Host Nation Support: Zivile Infrastruktur mitnutzen
Auch der so genannte Host Nation Support wurde ausgeplant. Immer wenn ausländische Streitkräfte die Bundesrepublik durchqueren, benötigen sie diese vielfältige, nicht nur logistische Unterstützung. Die Übungsteilnehmerinnen und -teilnehmer planten mögliche Routenverläufe für den Transit von Partnerstreitkräfte aus.
Dabei ging es nicht allein um die optimale Streckenführung, zum Beispiel weil Baustellen umfahren oder Brückenlasten zu beachten sind. Die Soldatinnen und Soldaten müssen auch entlang der Strecke untergebracht, verpflegt und gegebenenfalls medizinisch versorgt werden. Die Möglichkeit, Fahrzeuge zu tanken oder auch zu reparieren, muss ebenso eingeplant werden. Denn ein Militärkonvoi kann schon aus Gründen der militärischen Sicherheit nicht einfach an einer Raststätte Pause machen, selbst wenn sie groß genug wäre. Auch können nicht überall Kasernen oder Übungsplätze angefahren werden.
Die Übungsteilnehmenden suchten somit nach geeigneter ziviler Infrastruktur wie Fabrikgeländen, Lagerhallen oder Großparkplätzen, um Versorgungspunkte für ausländische Truppen auf ihrem Marsch durch Deutschland schaffen zu können. Personal- und Materialaufwand wurden kalkuliert, aber auch Ausweichrouten und -punkte geplant, falls eine Strecke nicht befahrbar ist, beispielsweise aus Witterungsgründen oder durch Sabotage.

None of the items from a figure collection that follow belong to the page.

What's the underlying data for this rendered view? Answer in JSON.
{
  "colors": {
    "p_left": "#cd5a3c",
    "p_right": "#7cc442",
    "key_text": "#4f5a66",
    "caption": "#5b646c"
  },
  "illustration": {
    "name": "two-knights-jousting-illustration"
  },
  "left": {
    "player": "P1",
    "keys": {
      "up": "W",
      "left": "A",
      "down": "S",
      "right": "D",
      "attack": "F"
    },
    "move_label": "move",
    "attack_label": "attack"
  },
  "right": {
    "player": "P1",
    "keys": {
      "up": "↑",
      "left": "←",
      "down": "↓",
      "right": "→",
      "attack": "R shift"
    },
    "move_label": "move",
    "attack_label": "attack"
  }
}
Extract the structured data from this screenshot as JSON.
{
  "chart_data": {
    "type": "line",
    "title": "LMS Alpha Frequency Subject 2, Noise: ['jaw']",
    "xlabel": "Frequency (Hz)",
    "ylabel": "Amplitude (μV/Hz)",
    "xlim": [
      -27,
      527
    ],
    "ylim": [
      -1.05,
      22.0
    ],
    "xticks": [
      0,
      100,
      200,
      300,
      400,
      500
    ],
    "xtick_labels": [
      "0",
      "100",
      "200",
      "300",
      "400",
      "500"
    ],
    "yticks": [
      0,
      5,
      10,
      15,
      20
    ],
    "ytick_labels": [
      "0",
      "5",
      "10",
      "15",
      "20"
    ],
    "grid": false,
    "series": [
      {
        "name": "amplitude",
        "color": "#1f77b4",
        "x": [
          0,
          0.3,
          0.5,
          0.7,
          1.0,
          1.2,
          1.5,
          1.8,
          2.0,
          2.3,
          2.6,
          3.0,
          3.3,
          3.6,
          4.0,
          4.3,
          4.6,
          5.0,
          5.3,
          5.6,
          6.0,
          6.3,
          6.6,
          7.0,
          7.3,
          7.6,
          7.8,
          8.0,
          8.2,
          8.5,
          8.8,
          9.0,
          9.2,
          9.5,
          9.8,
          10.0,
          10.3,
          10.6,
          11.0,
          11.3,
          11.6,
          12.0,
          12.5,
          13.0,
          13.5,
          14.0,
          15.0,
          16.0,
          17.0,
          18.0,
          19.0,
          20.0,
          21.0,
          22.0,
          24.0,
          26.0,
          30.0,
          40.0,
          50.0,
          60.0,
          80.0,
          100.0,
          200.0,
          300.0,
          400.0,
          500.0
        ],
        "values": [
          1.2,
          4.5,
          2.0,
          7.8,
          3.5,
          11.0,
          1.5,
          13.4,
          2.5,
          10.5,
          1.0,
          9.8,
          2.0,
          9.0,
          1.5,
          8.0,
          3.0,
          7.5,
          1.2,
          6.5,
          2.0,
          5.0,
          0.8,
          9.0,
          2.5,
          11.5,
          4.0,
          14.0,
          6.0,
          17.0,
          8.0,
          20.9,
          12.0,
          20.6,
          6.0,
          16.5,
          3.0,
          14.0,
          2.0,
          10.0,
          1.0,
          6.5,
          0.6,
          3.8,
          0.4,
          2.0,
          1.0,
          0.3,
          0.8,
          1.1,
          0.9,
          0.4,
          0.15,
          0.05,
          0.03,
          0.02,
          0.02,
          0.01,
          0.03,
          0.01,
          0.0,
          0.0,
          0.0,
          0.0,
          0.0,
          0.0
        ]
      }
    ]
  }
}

Mehr als ein Planspiel: Praxistest im Jahr 2024
Die Übung Standhafter Bär 23 war dabei mehr als ein theoretisches Planspiel. Sie diente der direkten Vorbereitung für zwei 2024 anstehende Großübungen: Steadfast Defender, eine großangelegte Verlegeübung USUnited States-amerikanischer Streitkräfte nach und durch Europa, sowie Quadriga 24, ein multinational ausgerichtetes Übungscluster der Bundeswehr mit mehreren 10.000 beteiligten Soldatinnen und Soldaten. So müssen sich die Planungen und Prozesse, die bei Standhafter Bär 23 entwickelt wurden und in den kommenden Monaten weiter ausgearbeitet werden, dann im Praxistest beweisen. Noch bestehende Fähigkeitslücken können so schnell identifiziert und behoben werden.